Lucene TF-IDF correlation score formula), lucenetf-idf

Source: Internet
Author: User
Tags idf

Lucene TF-IDF Correlation Formula

Lucene in keyword query, by default, using the TF-IDF algorithm to calculate the relevance of keywords and documents, using this data sorting

TF: Word Frequency, IDF: reverse Document Frequency, TF-IDF is a statistical method, or knownVector Space ModelThe name sounds complicated, but it actually only contains two simple rules.

So the TF-IDF correlation of a term is equal to TF * IDF

These two rules are very simple, this is the core rule of TF-IDF, the second rule is actually flawed, he simply thinks that the text frequency is smaller words more important, words with a high frequency of text are useless. Obviously, this is not completely correct. It does not effectively reflect the importance of words and the distribution of feature words. For example, when searching a web document, feature words in different HTML structures have different degrees of reflection on the content of the article, there should be different weights

The advantage of TF-IDF is that the algorithm is simple and fast

Lucene has expanded the preceding rules to improve programmable rows. It adds some programming interfaces and normalize weights for Different queries. However, the core formula is still TF * IDF.

The Lucene algorithm formula is as follows:

Score (q, d) = coord (q, d) · queryNorm (q) · sigma (tf (t in d) · idf (t) 2 · t. getBoost () · norm (t, d ))

  • Tf (t in d), = Frequency interval
  • Idf (t)= 1 + log (total number of documents/(number of documents containing t + 1 ))
  • Coord (q, d)Score factor ,. The more query items in A document, the higher the matching program for some documents, for example, querying "a B C ", the document that contains both A, B, and C3 words is divided into 3 points. The document that contains only A and B is divided into 2 points. coord can disable
  • Standard query of queryNorm (q) queries, so that different queries can be compared
  • Both t. getBoost () and norm (t, d) are programmable interfaces that allow you to adjust the weights of field/document/query items.

Various Programming Plug-ins are difficult to use, so we can simplify the score formula of Lucence.

score(q,d) = coord(q,d) · ∑ ( tf(t in d) · idf(t)2 )
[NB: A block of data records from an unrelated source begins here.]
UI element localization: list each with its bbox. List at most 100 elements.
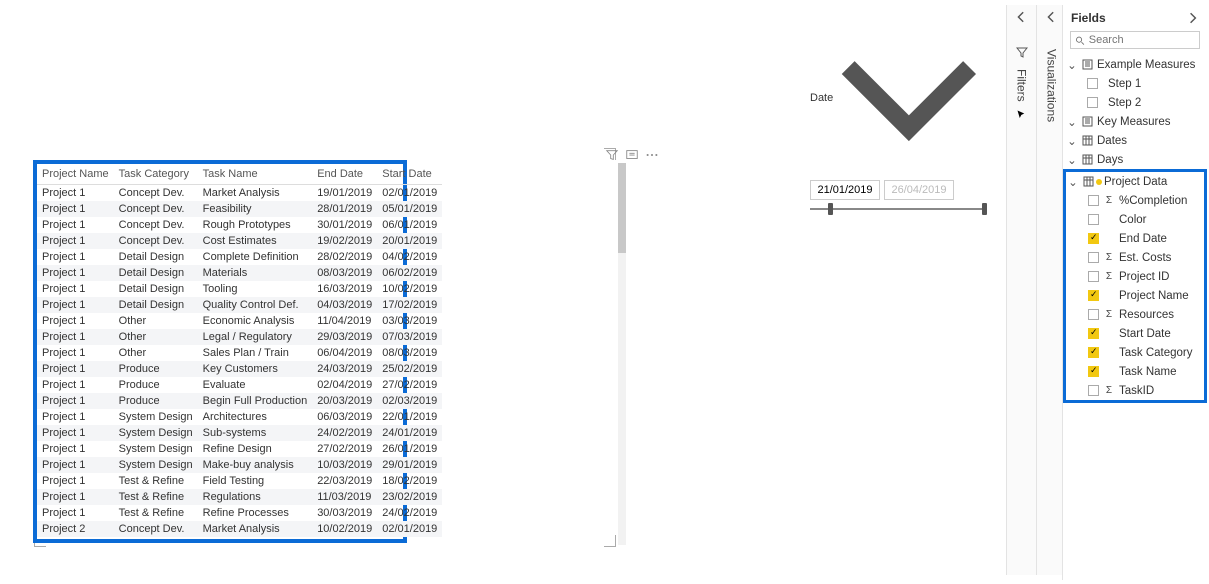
- sigma-icon: Σ: [1104, 271, 1114, 282]
- checkbox[interactable]: [1088, 328, 1099, 339]
- table-row[interactable]: Project 1Concept Dev.Rough Prototypes30/…: [37, 217, 442, 233]
- checkbox[interactable]: [1088, 214, 1099, 225]
- column-header[interactable]: Start Date: [377, 164, 442, 185]
- table-cell: Tooling: [198, 281, 313, 297]
- table-cell: 28/02/2019: [312, 249, 377, 265]
- collapse-icon[interactable]: ⌄: [1067, 115, 1077, 129]
- date-end-input[interactable]: 26/04/2019: [884, 180, 954, 200]
- collapse-icon[interactable]: ⌄: [1068, 175, 1078, 189]
- fields-search[interactable]: [1070, 31, 1200, 49]
- table-node-example-measures[interactable]: ⌄ Example Measures: [1065, 55, 1205, 74]
- table-cell: Detail Design: [114, 297, 198, 313]
- date-start-input[interactable]: 21/01/2019: [810, 180, 880, 200]
- field-item[interactable]: Color: [1066, 210, 1204, 229]
- collapse-icon[interactable]: ⌄: [1067, 58, 1077, 72]
- checkbox[interactable]: [1088, 195, 1099, 206]
- checkbox[interactable]: [1088, 233, 1099, 244]
- table-row[interactable]: Project 1System DesignArchitectures06/03…: [37, 409, 442, 425]
- slider-thumb-start[interactable]: [828, 203, 833, 215]
- checkbox[interactable]: [1088, 366, 1099, 377]
- table-row[interactable]: Project 1OtherSales Plan / Train06/04/20…: [37, 345, 442, 361]
- field-item[interactable]: ΣResources: [1066, 305, 1204, 324]
- focus-mode-icon[interactable]: [625, 148, 639, 162]
- table-row[interactable]: Project 1ProduceEvaluate02/04/201927/02/…: [37, 377, 442, 393]
- field-item[interactable]: Task Name: [1066, 362, 1204, 381]
- scrollbar-thumb[interactable]: [618, 163, 626, 253]
- field-item[interactable]: ΣProject ID: [1066, 267, 1204, 286]
- column-header[interactable]: End Date: [312, 164, 377, 185]
- field-item[interactable]: ΣEst. Costs: [1066, 248, 1204, 267]
- table-icon: [1081, 135, 1093, 147]
- visual-resize-br[interactable]: [604, 535, 616, 547]
- visual-scrollbar[interactable]: [618, 163, 626, 545]
- search-input[interactable]: [1089, 34, 1195, 46]
- table-row[interactable]: Project 1Detail DesignTooling16/03/20191…: [37, 281, 442, 297]
- slider-thumb-end[interactable]: [982, 203, 987, 215]
- table-row[interactable]: Project 1Detail DesignComplete Definitio…: [37, 249, 442, 265]
- table-cell: 03/03/2019: [377, 313, 442, 329]
- column-header[interactable]: Task Category: [114, 164, 198, 185]
- table-cell: Key Customers: [198, 361, 313, 377]
- date-slider[interactable]: [810, 208, 985, 210]
- table-cell: Detail Design: [114, 281, 198, 297]
- field-item[interactable]: End Date: [1066, 229, 1204, 248]
- more-options-icon[interactable]: [645, 148, 659, 162]
- field-step1[interactable]: Step 1: [1065, 74, 1205, 93]
- field-step2[interactable]: Step 2: [1065, 93, 1205, 112]
- table-row[interactable]: Project 1Test & RefineField Testing22/03…: [37, 473, 442, 489]
- table-visual[interactable]: Project NameTask CategoryTask NameEnd Da…: [36, 163, 614, 545]
- checkbox[interactable]: [1087, 78, 1098, 89]
- table-row[interactable]: Project 1Detail DesignMaterials08/03/201…: [37, 265, 442, 281]
- field-item[interactable]: ΣTaskID: [1066, 381, 1204, 400]
- checkbox[interactable]: [1088, 290, 1099, 301]
- table-cell: Project 1: [37, 489, 114, 505]
- field-label: Start Date: [1119, 328, 1171, 340]
- table-row[interactable]: Project 1ProduceBegin Full Production20/…: [37, 393, 442, 409]
- table-row[interactable]: Project 1OtherEconomic Analysis11/04/201…: [37, 313, 442, 329]
- table-row[interactable]: Project 1Concept Dev.Cost Estimates19/02…: [37, 233, 442, 249]
- chevron-right-icon[interactable]: [1187, 12, 1199, 24]
- checkbox[interactable]: [1088, 271, 1099, 282]
- field-item[interactable]: Start Date: [1066, 324, 1204, 343]
- column-header[interactable]: Task Name: [198, 164, 313, 185]
- chevron-left-icon[interactable]: [1046, 11, 1058, 23]
- table-row[interactable]: Project 1OtherLegal / Regulatory29/03/20…: [37, 329, 442, 345]
- table-row[interactable]: Project 1System DesignRefine Design27/02…: [37, 441, 442, 457]
- checkbox[interactable]: [1088, 385, 1099, 396]
- checkbox[interactable]: [1088, 309, 1099, 320]
- checkbox[interactable]: [1087, 97, 1098, 108]
- table-cell: 02/01/2019: [377, 185, 442, 202]
- table-row[interactable]: Project 2Concept Dev.Market Analysis10/0…: [37, 521, 442, 537]
- table-row[interactable]: Project 1Test & RefineRefine Processes30…: [37, 505, 442, 521]
- table-row[interactable]: Project 1System DesignSub-systems24/02/2…: [37, 425, 442, 441]
- table-row[interactable]: Project 1Detail DesignQuality Control De…: [37, 297, 442, 313]
- field-item[interactable]: Project Name: [1066, 286, 1204, 305]
- chevron-left-icon[interactable]: [1016, 11, 1028, 23]
- chevron-down-icon[interactable]: [833, 22, 985, 174]
- table-row[interactable]: Project 1Concept Dev.Market Analysis19/0…: [37, 185, 442, 202]
- table-node-dates[interactable]: ⌄ Dates: [1065, 131, 1205, 150]
- table-cell: 08/03/2019: [377, 345, 442, 361]
- fields-pane-title: Fields: [1071, 11, 1106, 25]
- table-row[interactable]: Project 1Concept Dev.Feasibility28/01/20…: [37, 201, 442, 217]
- table-node-days[interactable]: ⌄ Days: [1065, 150, 1205, 169]
- table-row[interactable]: Project 1ProduceKey Customers24/03/20192…: [37, 361, 442, 377]
- table-cell: 27/02/2019: [312, 441, 377, 457]
- collapse-icon[interactable]: ⌄: [1067, 134, 1077, 148]
- table-cell: 11/03/2019: [312, 489, 377, 505]
- filter-icon[interactable]: [605, 148, 619, 162]
- measure-table-icon: [1081, 116, 1093, 128]
- column-header[interactable]: Project Name: [37, 164, 114, 185]
- field-item[interactable]: Σ%Completion: [1066, 191, 1204, 210]
- table-node-key-measures[interactable]: ⌄ Key Measures: [1065, 112, 1205, 131]
- table-node-project-data[interactable]: ⌄ Project Data: [1066, 172, 1204, 191]
- table-row[interactable]: Project 1Test & RefineRegulations11/03/2…: [37, 489, 442, 505]
- checkbox[interactable]: [1088, 347, 1099, 358]
- filters-pane-collapsed[interactable]: Filters: [1006, 5, 1036, 575]
- field-label: Project Name: [1119, 290, 1189, 302]
- date-slicer[interactable]: Date 21/01/2019 26/04/2019: [810, 22, 985, 210]
- collapse-icon[interactable]: ⌄: [1067, 153, 1077, 167]
- checkbox[interactable]: [1088, 252, 1099, 263]
- field-item[interactable]: Task Category: [1066, 343, 1204, 362]
- table-row[interactable]: Project 1System DesignMake-buy analysis1…: [37, 457, 442, 473]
This article address: lutaver Original article, welcome to reprint, please attach the original article link

Related Article

Contact Us

The content source of this page is from Internet, which doesn't represent Alibaba Cloud's opinion; products and services mentioned on that page don't have any relationship with Alibaba Cloud. If the content of the page makes you feel confusing, please write us an email, we will handle the problem within 5 days after receiving your email.

If you find any instances of plagiarism from the community, please send an email to: and provide relevant evidence. A staff member will contact you within 5 working days.

A Free Trial That Lets You Build Big!

Start building with 50+ products and up to 12 months usage for Elastic Compute Service

  • Sales Support

    1 on 1 presale consultation

  • After-Sales Support

    24/7 Technical Support 6 Free Tickets per Quarter Faster Response

  • Alibaba Cloud offers highly flexible support services tailored to meet your exact needs.